As reported in the Business Journal, project manager David Taormino is upset that the city has not processed their project, which he believes “flies in the face of what Builder’s Remedy is supposed to do.
“Our perspective is that the law requires the city of Davis to process our project in a certain time frame,” he said. “They’re dragging their feet and not doing that.”
Meanwhile, the Four13 Project is a more modest undertaking.
“This project proposes to construct a 15-unit apartment building on a 0.14-acre site in the Downtown Davis Core,” the narrative notes. “The building will be four stories tall and will have no on-site parking and no elevator. The project is designed to be zero net energy (ZNE) and will include a number of energy-efficient features…”
The applicant believes, “The project is in keeping with the pattern, scale, and character of the surrounding area. The site is located on a generally flat parcel within the Downtown Core, and the proposed building is similar in height and massing to the existing buildings in the area.”
“The project will not have a significant impact on traffic or noise levels in the area,” the narrative continues. “The project is expected to generate 20-40 new residents. These new residents will be a mix of students, young professionals, families with children, and empty nesters. The project will improve housing availability in the Downtown Core and will help to meet the needs of a growing population.”

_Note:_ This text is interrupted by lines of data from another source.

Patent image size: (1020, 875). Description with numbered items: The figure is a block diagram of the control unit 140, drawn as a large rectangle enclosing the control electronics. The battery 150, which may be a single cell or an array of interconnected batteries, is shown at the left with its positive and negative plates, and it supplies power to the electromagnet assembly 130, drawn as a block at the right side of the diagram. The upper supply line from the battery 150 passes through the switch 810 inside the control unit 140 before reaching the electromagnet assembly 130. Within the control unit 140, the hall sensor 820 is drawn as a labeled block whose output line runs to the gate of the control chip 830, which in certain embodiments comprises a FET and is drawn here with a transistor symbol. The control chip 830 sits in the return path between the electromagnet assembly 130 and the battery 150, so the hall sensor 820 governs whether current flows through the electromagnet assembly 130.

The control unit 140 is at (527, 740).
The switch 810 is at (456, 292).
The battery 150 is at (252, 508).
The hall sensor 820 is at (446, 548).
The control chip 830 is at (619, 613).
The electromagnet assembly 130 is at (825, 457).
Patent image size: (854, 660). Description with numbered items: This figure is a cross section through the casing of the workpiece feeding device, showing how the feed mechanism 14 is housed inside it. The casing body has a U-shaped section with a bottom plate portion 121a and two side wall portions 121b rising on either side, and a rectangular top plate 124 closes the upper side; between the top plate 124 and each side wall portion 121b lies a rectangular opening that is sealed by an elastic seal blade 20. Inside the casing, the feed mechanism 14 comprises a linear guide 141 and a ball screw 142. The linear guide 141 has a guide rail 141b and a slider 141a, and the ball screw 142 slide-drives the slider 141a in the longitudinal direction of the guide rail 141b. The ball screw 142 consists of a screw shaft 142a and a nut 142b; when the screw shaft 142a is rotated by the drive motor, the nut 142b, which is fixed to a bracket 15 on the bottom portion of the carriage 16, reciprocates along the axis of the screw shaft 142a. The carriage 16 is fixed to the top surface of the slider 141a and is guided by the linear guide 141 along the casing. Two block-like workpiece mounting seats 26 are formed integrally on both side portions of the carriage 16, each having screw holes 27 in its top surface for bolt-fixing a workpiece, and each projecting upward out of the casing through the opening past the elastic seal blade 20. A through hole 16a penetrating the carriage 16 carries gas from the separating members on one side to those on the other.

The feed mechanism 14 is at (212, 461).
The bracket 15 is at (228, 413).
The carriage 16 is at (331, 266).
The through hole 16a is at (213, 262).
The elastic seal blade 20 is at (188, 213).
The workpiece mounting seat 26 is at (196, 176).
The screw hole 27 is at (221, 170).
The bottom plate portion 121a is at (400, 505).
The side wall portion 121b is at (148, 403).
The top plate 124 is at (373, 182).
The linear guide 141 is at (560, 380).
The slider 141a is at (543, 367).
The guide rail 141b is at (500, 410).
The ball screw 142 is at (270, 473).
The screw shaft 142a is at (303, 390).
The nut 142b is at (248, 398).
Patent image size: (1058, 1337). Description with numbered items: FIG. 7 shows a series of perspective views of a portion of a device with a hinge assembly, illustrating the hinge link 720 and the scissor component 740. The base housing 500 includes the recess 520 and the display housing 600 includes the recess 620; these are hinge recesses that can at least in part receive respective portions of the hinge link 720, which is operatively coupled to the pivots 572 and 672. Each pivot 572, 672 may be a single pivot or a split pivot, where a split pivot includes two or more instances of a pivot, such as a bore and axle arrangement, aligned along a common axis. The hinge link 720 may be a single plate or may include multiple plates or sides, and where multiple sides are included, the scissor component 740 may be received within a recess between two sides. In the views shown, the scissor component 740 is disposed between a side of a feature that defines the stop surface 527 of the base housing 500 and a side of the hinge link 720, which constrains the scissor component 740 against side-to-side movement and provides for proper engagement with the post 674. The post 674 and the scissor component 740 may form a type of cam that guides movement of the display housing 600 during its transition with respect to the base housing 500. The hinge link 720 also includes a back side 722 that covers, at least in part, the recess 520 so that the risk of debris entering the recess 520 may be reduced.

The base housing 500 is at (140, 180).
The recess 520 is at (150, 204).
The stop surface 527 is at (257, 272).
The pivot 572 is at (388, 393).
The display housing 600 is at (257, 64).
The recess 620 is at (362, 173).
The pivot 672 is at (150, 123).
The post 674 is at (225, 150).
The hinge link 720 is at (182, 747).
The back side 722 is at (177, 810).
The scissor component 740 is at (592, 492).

Meanwhile the Hilton offers an expansion of the existing hotel.
The highlight of the six-story, 90-room hotel project is “the 3,500 square foot rooftop bar offering a panoramic view of the city.”
Located facing G Street, near the Amtrak station, “The hotel’s main entry offers easy access for guests but also acts as a gateway to explore the town’s attractions.”
They note, “As the hotel shares the existing courtyard with Hilton Garden Inn, visitors can utilize the convenience of accessing amenities from both hotels.”
The ground floor features public functions, including a lobby, lounge, fitness center, and 2,200 sf of event space.